Effects of DAS on thioacetamide-induced suppression of antibody response to SRBCs. Female BALB/c mice were pretreated orally with 400 mg/kg of DAS for 3 consecutive days prior to the treatment with 200 mg/kg thioacetamide. Thirty min later, mice were immunized with SRBCs. Four days later, the number of antibody-forming cells (AFCs) was enumerated. Each bar represents the mean ± S.E. of five animals. The asterisks indicate the values significantly different from vehicle (VH) control at p<0.01 (**).

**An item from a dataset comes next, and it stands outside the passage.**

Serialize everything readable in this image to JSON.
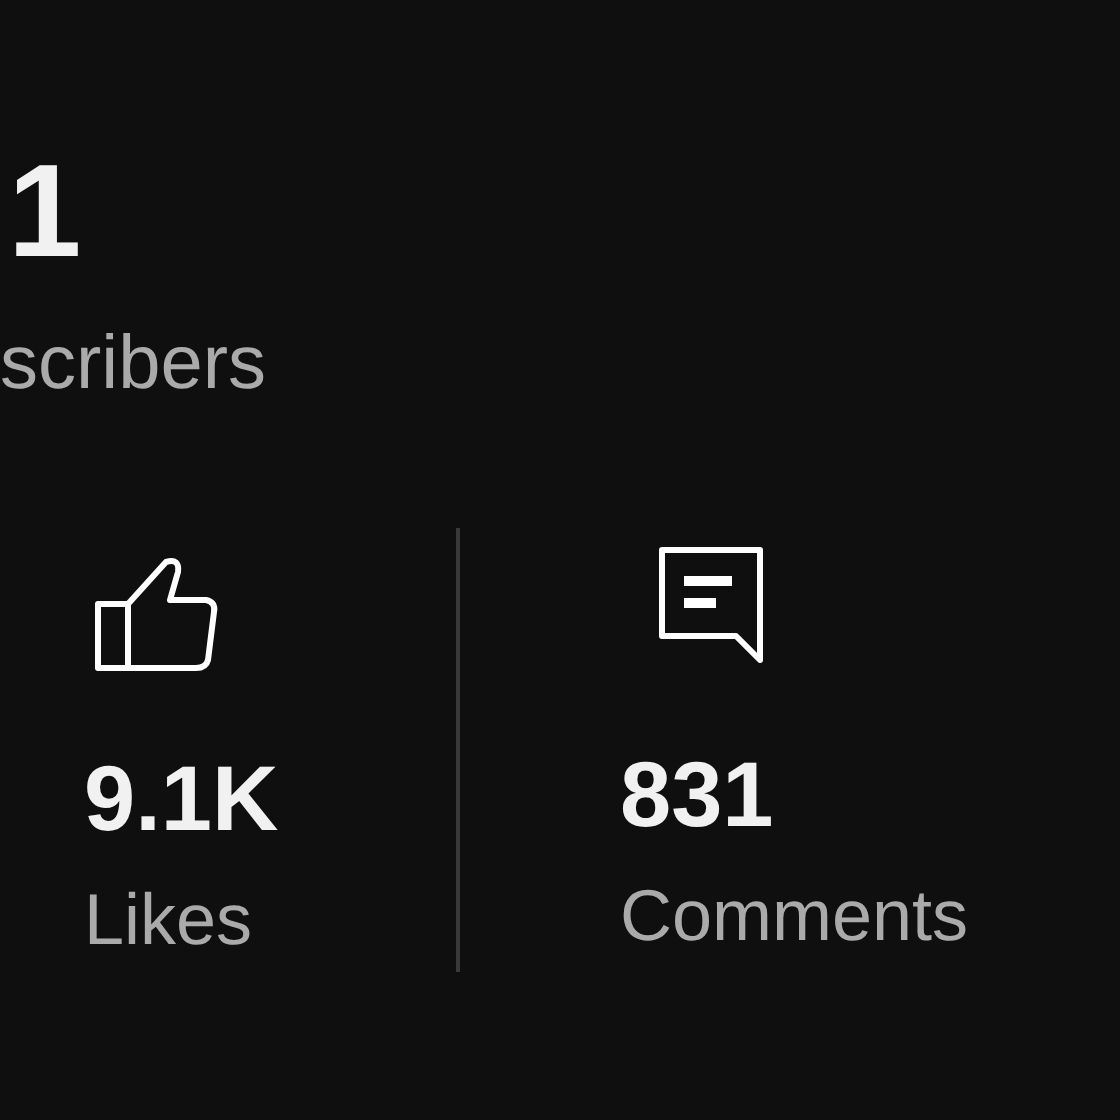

Finally, it should be emphasized that DAS might be a useful modulator of CYP enzymes with many advantages: it neither elevated the serum activities of ALT and AST nor suppressed the antibody responses at the doses that modulate CYP enzymes (data not shown). To investigate the role of metabolic activation in chemical-induced toxicity, it is very convenient to employ nontoxic model inducers and/or inhibitors for drug-metabolizing enzymes in vivo. In this regard, the number of nontoxic CYP modulators is very limited, although some inducers and inhibitors have been known to date. For examples, 3-methylcholanthrene and β-naphthoflavone, well-known inducers of CYP 1A enzymes, could not be used as model inducers in studying the role of metabolism in toxicant-induced toxicity in vivo due to their intrinsic toxicity (White ). Ethanol and dexamethasone, inducers of CYP 2E1 and CYP 3A enzymes, respectively, are also immunosuppressive themselves (Sabbele ; Holsapple ). Therefore, developing new CYP inducers capable of inducing specific CYP enzyme(s) without or with low toxicity in vivo at the dose for CYP induction is of importance. In this context, our research has been focused on natural products because many natural products are reportedly capable of modulating CYP enzymes, and because natural products have long been used, at least in part, without severe toxicity (Jeong ; Kim ; Lee ).